The world was a dark place then, as it is now. There was an urgency in the world and in God’s own heart for a revolution of revelation. It is no surprise that the dark sky, the dark womb, the dark ignorance, and the dark violence call for a backdrop of dazzling starlight and cosmic change. The sky draws our attention and evokes new awakening to divine possibility.

What most moves me in the story of the annunciation* is that it is so big and so little at the same time. Our Creator, the Revealing Source of all Generative Power, is personal. The divine Originating One is intimate, in the center of every living being, closer to us than our own breathing. And, having given human beings free will, waits on our choices. Somehow Mary, without comprehension, had another kind of knowing that shaped her humble and holy consent.

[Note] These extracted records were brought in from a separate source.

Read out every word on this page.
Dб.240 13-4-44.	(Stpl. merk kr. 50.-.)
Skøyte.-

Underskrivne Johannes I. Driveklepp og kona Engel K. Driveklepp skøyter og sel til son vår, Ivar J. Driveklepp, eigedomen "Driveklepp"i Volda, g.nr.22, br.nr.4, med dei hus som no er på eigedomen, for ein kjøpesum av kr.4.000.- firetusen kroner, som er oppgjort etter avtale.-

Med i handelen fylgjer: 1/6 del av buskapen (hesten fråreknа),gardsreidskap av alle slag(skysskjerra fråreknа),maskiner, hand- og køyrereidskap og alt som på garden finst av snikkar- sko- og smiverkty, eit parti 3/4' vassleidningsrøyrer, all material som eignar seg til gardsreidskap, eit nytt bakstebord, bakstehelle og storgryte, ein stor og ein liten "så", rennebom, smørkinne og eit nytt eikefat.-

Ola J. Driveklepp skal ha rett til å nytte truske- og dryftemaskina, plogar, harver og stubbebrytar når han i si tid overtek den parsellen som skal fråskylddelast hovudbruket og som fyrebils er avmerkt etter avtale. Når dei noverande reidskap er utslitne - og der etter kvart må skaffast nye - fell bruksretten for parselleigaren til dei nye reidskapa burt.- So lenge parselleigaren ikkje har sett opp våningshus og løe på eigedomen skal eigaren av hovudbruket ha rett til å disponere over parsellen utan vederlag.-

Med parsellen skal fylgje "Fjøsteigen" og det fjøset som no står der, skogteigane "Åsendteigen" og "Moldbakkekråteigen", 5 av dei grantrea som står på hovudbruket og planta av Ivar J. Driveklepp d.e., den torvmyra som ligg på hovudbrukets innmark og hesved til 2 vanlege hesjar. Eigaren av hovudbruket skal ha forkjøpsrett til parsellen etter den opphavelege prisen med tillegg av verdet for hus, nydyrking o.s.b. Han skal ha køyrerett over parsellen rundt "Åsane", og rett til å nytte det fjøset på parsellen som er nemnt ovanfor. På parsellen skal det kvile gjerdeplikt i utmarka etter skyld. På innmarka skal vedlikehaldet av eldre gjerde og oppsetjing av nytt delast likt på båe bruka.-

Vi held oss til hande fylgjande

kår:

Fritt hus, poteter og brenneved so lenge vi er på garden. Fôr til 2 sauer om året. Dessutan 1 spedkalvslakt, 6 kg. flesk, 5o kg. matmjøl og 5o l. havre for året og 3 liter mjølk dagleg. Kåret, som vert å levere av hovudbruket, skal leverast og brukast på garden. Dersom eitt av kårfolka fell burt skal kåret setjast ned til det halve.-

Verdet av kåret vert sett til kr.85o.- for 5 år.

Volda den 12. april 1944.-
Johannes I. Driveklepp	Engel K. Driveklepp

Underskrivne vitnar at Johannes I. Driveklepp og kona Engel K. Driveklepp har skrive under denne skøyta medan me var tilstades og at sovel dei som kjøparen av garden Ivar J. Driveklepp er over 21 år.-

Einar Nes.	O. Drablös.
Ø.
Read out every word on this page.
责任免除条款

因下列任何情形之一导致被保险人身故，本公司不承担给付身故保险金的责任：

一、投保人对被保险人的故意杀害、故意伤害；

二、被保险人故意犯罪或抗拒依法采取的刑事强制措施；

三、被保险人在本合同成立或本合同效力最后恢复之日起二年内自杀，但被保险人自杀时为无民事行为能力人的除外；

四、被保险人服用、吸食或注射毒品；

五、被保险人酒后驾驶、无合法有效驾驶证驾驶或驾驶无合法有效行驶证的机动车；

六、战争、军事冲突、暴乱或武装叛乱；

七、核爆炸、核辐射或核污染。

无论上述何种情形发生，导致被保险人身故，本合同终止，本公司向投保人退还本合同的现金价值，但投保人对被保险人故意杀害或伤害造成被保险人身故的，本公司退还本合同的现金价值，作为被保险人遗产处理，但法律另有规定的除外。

Mary chose to say yes. We know Jesus was born. In mystery, the Creator created a divine human life, a form of the eternal Word through which everything that is came into being. Jesus, the light of the world. That bright illuminating Word was in the beginning and is forever a beginning. The important thing now, is seems to me, is to listen with the same strength and devotion that Mary evidenced. To awaken to deeper intimacy with the Eternal One. To be able to say yes to impossible beginnings.

*Luke 1:26-38

–Ann Dean, Dayspring Church

Reflection Questions

  1. What is the dark sky saying to you this December?
  2. Do you have an Advent practice for awakening to the present moment?
  3. Do you notice anything “impossible” repeatedly showing up in your prayer or imagination?